The betting ring must innovate if it is to survive
News that William Hill are exiting racecourse betting rings does not come as a big surprise – it had been rumoured – but nevertheless it sends out shock waves now it’s been confirmed. Eighty-two pitches are to change hands.
The first major question it throws up is whether or not returning an SP with the way things are going is sustainable.
The starting price is the market price available “to good money” but dwindling activity in the betting ring where, on quiet days, only a handful of bookmakers stand means “good money” can be difficult to find.
At a recent three-day meeting at Newmarket, one rails bookmaker told me he took fewer than 300 bets on the first two days.
William Hill were often the only major operator in the ring but with their disappearance, albeit that their pitches are being purchased by Sid Hooper, for around £25,000 a pitch, the market could weaken and the creditability of the SP system comes under scrutiny.
The decline of the betting ring has been obvious for a long time.
Online betting has mushroomed, and even at racecourses considerable amounts are wagered through smartphones and tablets, particularly with offers of best price guaranteed and extra place pay-outs. Those offers also mean more money is bet in advance of going to a racecourse.

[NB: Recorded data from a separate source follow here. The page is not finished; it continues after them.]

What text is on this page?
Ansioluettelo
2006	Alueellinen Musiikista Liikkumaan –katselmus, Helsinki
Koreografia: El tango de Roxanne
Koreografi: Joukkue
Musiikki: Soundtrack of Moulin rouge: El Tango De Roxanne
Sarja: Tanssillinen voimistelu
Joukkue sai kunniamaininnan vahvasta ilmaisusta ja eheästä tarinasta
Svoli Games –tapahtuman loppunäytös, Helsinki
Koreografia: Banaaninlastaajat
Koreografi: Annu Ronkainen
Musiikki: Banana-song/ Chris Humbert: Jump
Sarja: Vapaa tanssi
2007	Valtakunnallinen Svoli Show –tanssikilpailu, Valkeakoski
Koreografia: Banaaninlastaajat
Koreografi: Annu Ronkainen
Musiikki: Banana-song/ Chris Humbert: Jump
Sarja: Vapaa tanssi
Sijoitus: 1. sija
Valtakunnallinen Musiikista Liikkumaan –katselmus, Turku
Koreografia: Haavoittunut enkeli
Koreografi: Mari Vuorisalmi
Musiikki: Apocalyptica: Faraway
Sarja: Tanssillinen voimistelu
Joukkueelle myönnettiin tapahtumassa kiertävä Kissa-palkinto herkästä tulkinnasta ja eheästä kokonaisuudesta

And while such online offers have become prevalent and to some extent in the high street, not much has changed by way of what’s on offer in the ring.
Erosion of competition
Indeed, it is frequently pointed out that many bookmakers shun one-quarter the odds in 16-plus runner handicaps. And use of exchanges has led to a market where there’s often little difference from one pitch to another – it has become anodyne. Add to this the number of pitches at a course operated by the same organisation, sometimes standing next to each other, and you have further erosion of competition
The only noticeable innovations have been electronic boards, a new generation of which now show horses’ colours and promotional messages, and bookmaker’s joints venturing away from the ring and operating in other part of the course, such as alongside the parade and, in the case of Ascot on Champions Day, inside the grandstand’s premium-priced enclosure among bars and next to pool betting kiosks.
In a way that’s a shame, because it further reduces the circulation of racegoers around the racecourse, but it does mean they are not far away from the sale of alcohol. It would be interesting to know if there is a correlation between the position of a bookmaker in amongst the bars and the average value of a bet, particularly as the day goes on.
The overheads which on-course bookmakers incur are not insignificant and taking fewer than 150 bets in a day isn’t worth turning up for. If racecourses want to maintain the ‘atmosphere’ of the betting ring as part of the attraction of a day at the races, they might want to consider if their bookmaker entry fees are contributing to fewer layers in the attendance.
But those operating in the ring do need to look at what they offer the racegoer, and how they can make it more attractive to bet with them because the current lack of innovation is a major factor in their declining share of the market.